Viele Deutsche waren von einer wahren Begeisterung für den Verbündeten am Bosporus ergriffen — und wenn sie nicht an eine direkte Kolonialisierung dachten, so leitete sie die Idee der Durchdringung des Osmanischen Reiches im Sinn deutschen Geistes. Begünstigt durch die Isolierung der Mittelmächte während des Ersten Weltkrieges erreichte der deutsche Kulturimperialismus bezogen auf das Osmanische Reich nach 1914 seinen Höhepunkt. Gleichzeitig bremste das erstarkende türkische Nationalbewusstsein der jungtürkischen Ära ab 1909 den deutschen Einfluss auf einigen Gebieten jedoch.
Die Deutsch-Türkische Vereinigung war durch ihre prominenten Mitglieder und das Wohlwollen Kaiser Wilhelms II. hinsichtlich der Gestaltung der gemeinsamen Beziehungen eine einflussreiche Lobbyorganisation. Ihre Mitgliederzahl nahm stetig zu. Waren es bei ihrer Gründung 180, so zählte die Vereinigung Ende 1915 über 1500 Mitglieder, von denen 43 Prozent aus Verwaltung und Politik stammten, 57 Prozent gehörten dem Bankwesen sowie der Wirtschaft an.

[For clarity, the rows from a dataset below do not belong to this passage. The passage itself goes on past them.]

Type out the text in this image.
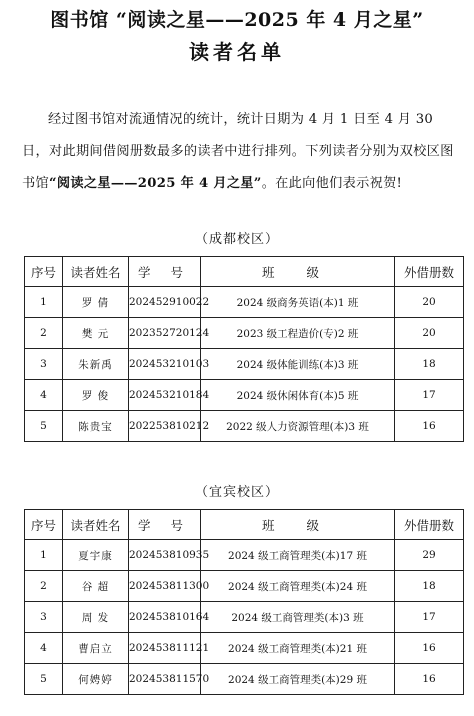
图书馆 “阅读之星——2025 年 4 月之星”
读者名单

经过图书馆对流通情况的统计，统计日期为 4 月 1 日至 4 月 30 日，对此期间借阅册数最多的读者中进行排列。下列读者分别为双校区图书馆“阅读之星——2025 年 4 月之星”。在此向他们表示祝贺!

（成都校区）
序号	读者姓名	学 号	班 级	外借册数
1	罗 倩	202452910022	2024 级商务英语(本)1 班	20
2	樊 元	202352720124	2023 级工程造价(专)2 班	20
3	朱新禹	202453210103	2024 级体能训练(本)3 班	18
4	罗 俊	202453210184	2024 级休闲体育(本)5 班	17
5	陈贵宝	202253810212	2022 级人力资源管理(本)3 班	16
（宜宾校区）
序号	读者姓名	学 号	班 级	外借册数
1	夏宇康	202453810935	2024 级工商管理类(本)17 班	29
2	谷 超	202453811300	2024 级工商管理类(本)24 班	18
3	周 发	202453810164	2024 级工商管理类(本)3 班	17
4	曹启立	202453811121	2024 级工商管理类(本)21 班	16
5	何娉婷	202453811570	2024 级工商管理类(本)29 班	16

Das lebhafte Interesse an der Deutsch-Türkischen Vereinigung blieb in den folgenden Kriegsjahren ungebrochen — im Sommer 1918 umfasste sie rund 5500 Mitglieder in zahlreichen Ortsvereinen des gesamten Landes. Angesichts einer Einwohnerzahl von etwa 65 Millionen Menschen im Deutschen Reich kann dennoch nicht von einer Turkomanie unter den Deutschen gesprochen werden, das Interesse an einer Vereinsmitgliedschaft blieb zumeist auf Angehörige von Politik, Verwaltung, Wirtschaft und Militär sowie einige Wissenschaftler beschränkt.